Abgebrochene Projekte = Ausdruck von Versagen?!

Kommt dir das bekannt vor?


Früher war ich immer stolz darauf, dass ich grundsätzlich ein Mensch bin, der auch durchzieht, was er sich vorgenommen hat.

Bisher ist mir das beim Schreiben auch immer zu Gute gekommen.

Mittlerweile dehnt sich diese Eigenschaft von mir getrieben durch meinen Perfektionismus jedoch bis ins Unendliche aus& frisst viel unnötige Zeit. Zu viel. Wieder einmal drohte alles dadurch völlig aus dem Ruder zu laufen. Und vor allem: Ich hatte keine Lust mehr an dem, was ich tat.
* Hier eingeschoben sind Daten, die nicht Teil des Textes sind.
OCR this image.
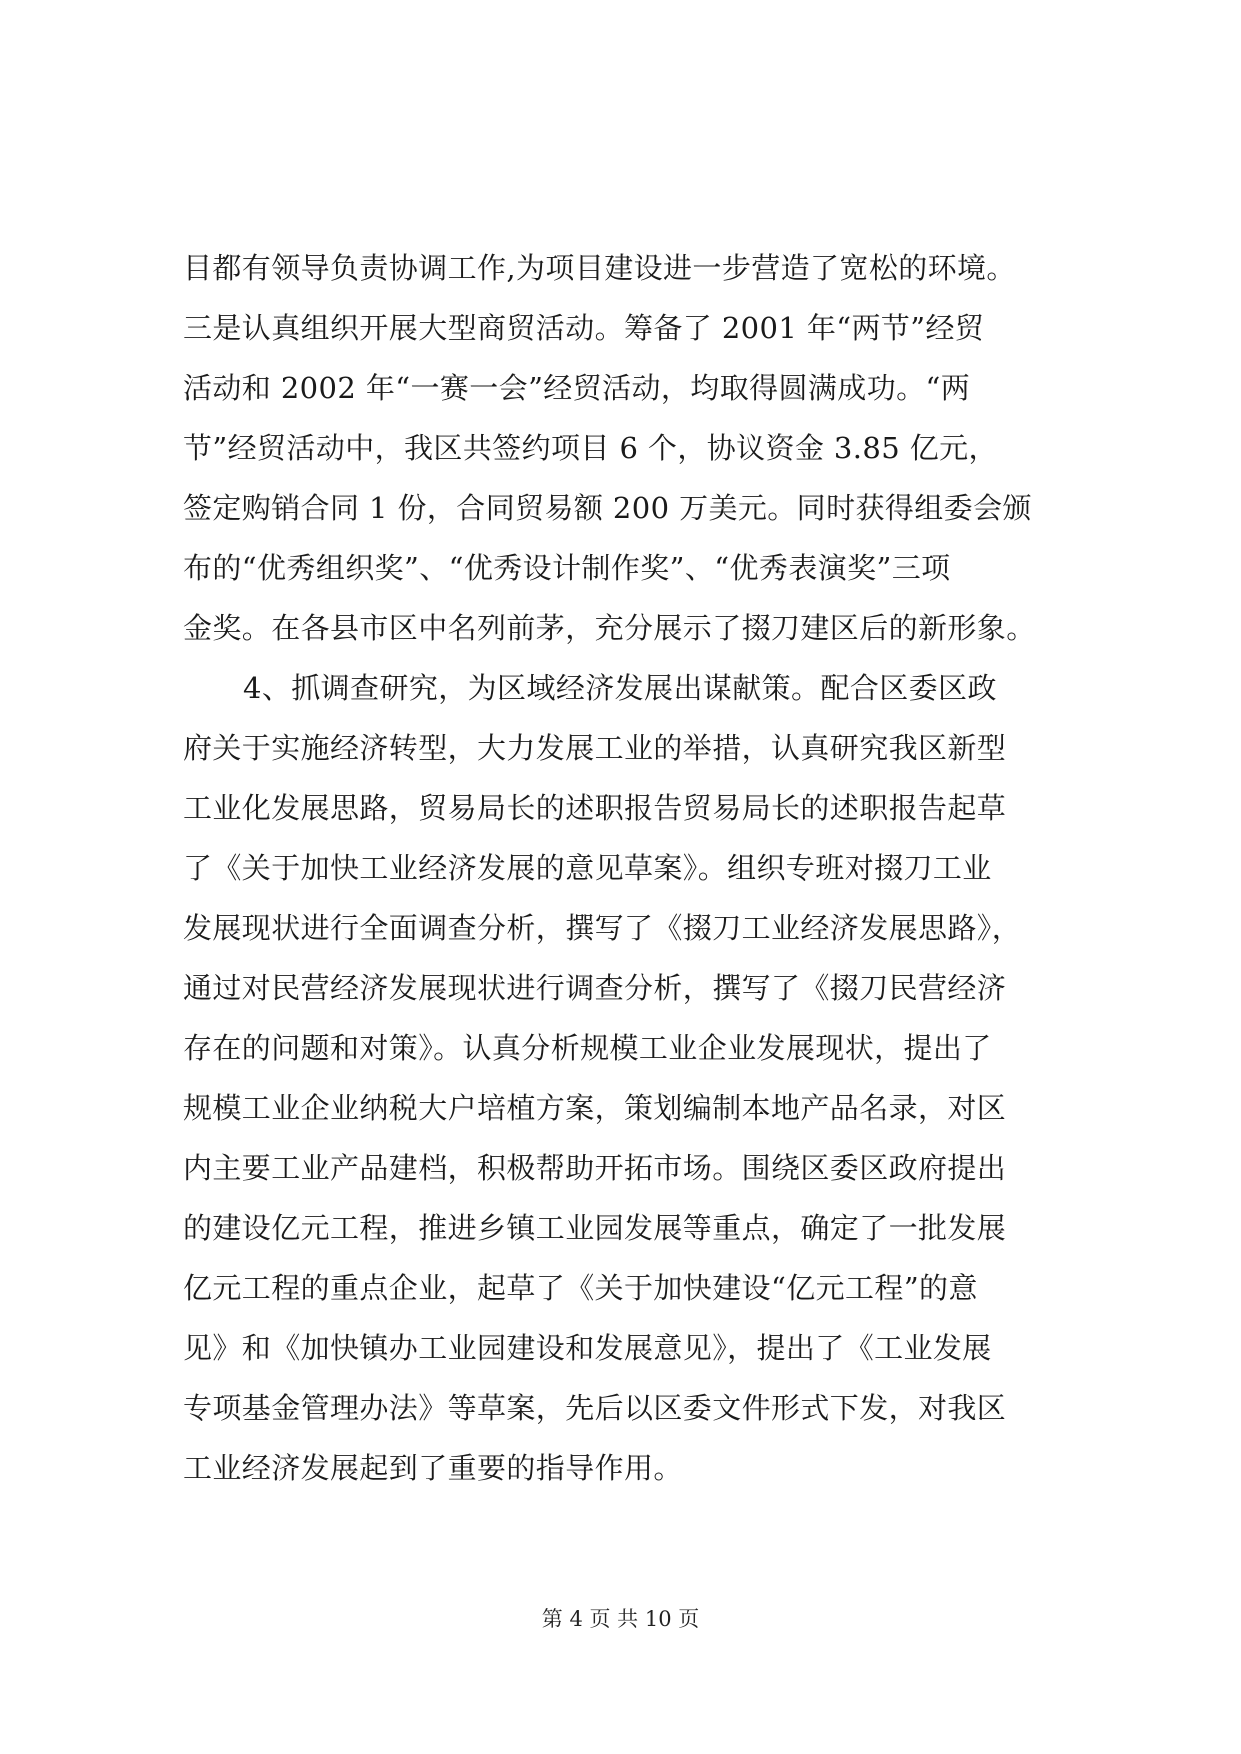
目都有领导负责协调工作,为项目建设进一步营造了宽松的环境。
三是认真组织开展大型商贸活动。筹备了 2001 年“两节”经贸
活动和 2002 年“一赛一会”经贸活动，均取得圆满成功。“两
节”经贸活动中，我区共签约项目 6 个，协议资金 3.85 亿元，
签定购销合同 1 份，合同贸易额 200 万美元。同时获得组委会颁
布的“优秀组织奖”、“优秀设计制作奖”、“优秀表演奖”三项
金奖。在各县市区中名列前茅，充分展示了掇刀建区后的新形象。
4、抓调查研究，为区域经济发展出谋献策。配合区委区政
府关于实施经济转型，大力发展工业的举措，认真研究我区新型
工业化发展思路，贸易局长的述职报告贸易局长的述职报告起草
了《关于加快工业经济发展的意见草案》。组织专班对掇刀工业
发展现状进行全面调查分析，撰写了《掇刀工业经济发展思路》，
通过对民营经济发展现状进行调查分析，撰写了《掇刀民营经济
存在的问题和对策》。认真分析规模工业企业发展现状，提出了
规模工业企业纳税大户培植方案，策划编制本地产品名录，对区
内主要工业产品建档，积极帮助开拓市场。围绕区委区政府提出
的建设亿元工程，推进乡镇工业园发展等重点，确定了一批发展
亿元工程的重点企业，起草了《关于加快建设“亿元工程”的意
见》和《加快镇办工业园建设和发展意见》，提出了《工业发展
专项基金管理办法》等草案，先后以区委文件形式下发，对我区
工业经济发展起到了重要的指导作用。
第 4 页 共 10 页
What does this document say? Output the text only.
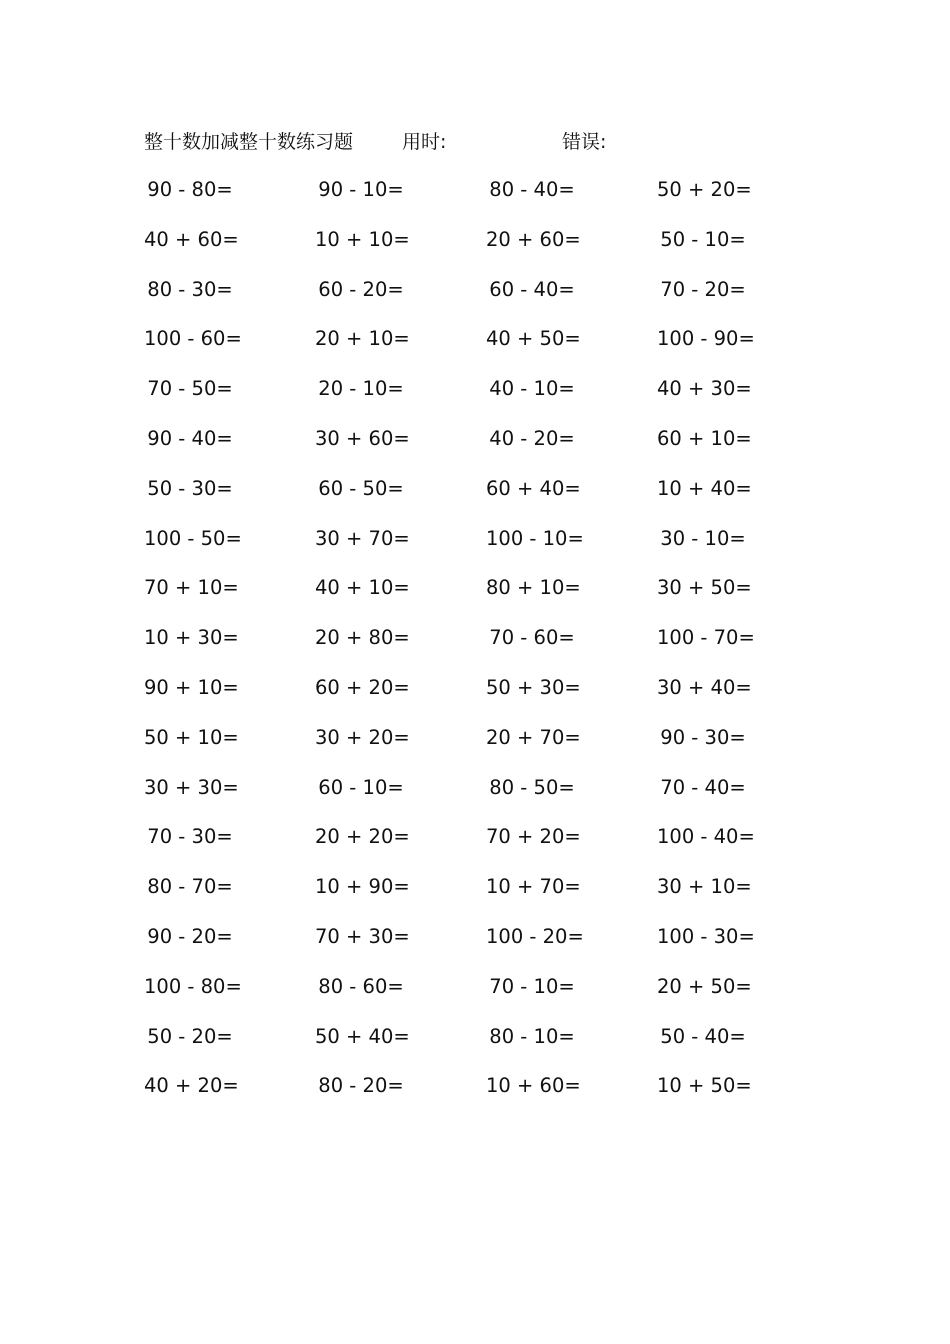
整十数加减整十数练习题	用时:	错误:
90 - 80=	90 - 10=	80 - 40=	50 + 20=
40 + 60=	10 + 10=	20 + 60=	50 - 10=
80 - 30=	60 - 20=	60 - 40=	70 - 20=
100 - 60=	20 + 10=	40 + 50=	100 - 90=
70 - 50=	20 - 10=	40 - 10=	40 + 30=
90 - 40=	30 + 60=	40 - 20=	60 + 10=
50 - 30=	60 - 50=	60 + 40=	10 + 40=
100 - 50=	30 + 70=	100 - 10=	30 - 10=
70 + 10=	40 + 10=	80 + 10=	30 + 50=
10 + 30=	20 + 80=	70 - 60=	100 - 70=
90 + 10=	60 + 20=	50 + 30=	30 + 40=
50 + 10=	30 + 20=	20 + 70=	90 - 30=
30 + 30=	60 - 10=	80 - 50=	70 - 40=
70 - 30=	20 + 20=	70 + 20=	100 - 40=
80 - 70=	10 + 90=	10 + 70=	30 + 10=
90 - 20=	70 + 30=	100 - 20=	100 - 30=
100 - 80=	80 - 60=	70 - 10=	20 + 50=
50 - 20=	50 + 40=	80 - 10=	50 - 40=
40 + 20=	80 - 20=	10 + 60=	10 + 50=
Deshalb habe ich jetzt z.B. ganz radikal die Arbeit am Erzählstrang von Fahrys eingestellt und durch einen neuen, sehr viel passenderen ersetzt. Die fertigen Kapitel mit Fahrys werde ich sicherlich noch mal in einem Bonus für euch verarbeiten, im fertigen Buch der Kermyth- Trilogie kommen sie (so Stand heute) nicht mehr vor.


Seitdem macht mir das Schreiben wieder viel mehr Spaß. Seit letzten Sonntag habe ich endlich wieder jeden Tag geschrieben und, ja verdammt, es fühlt sich so gut an!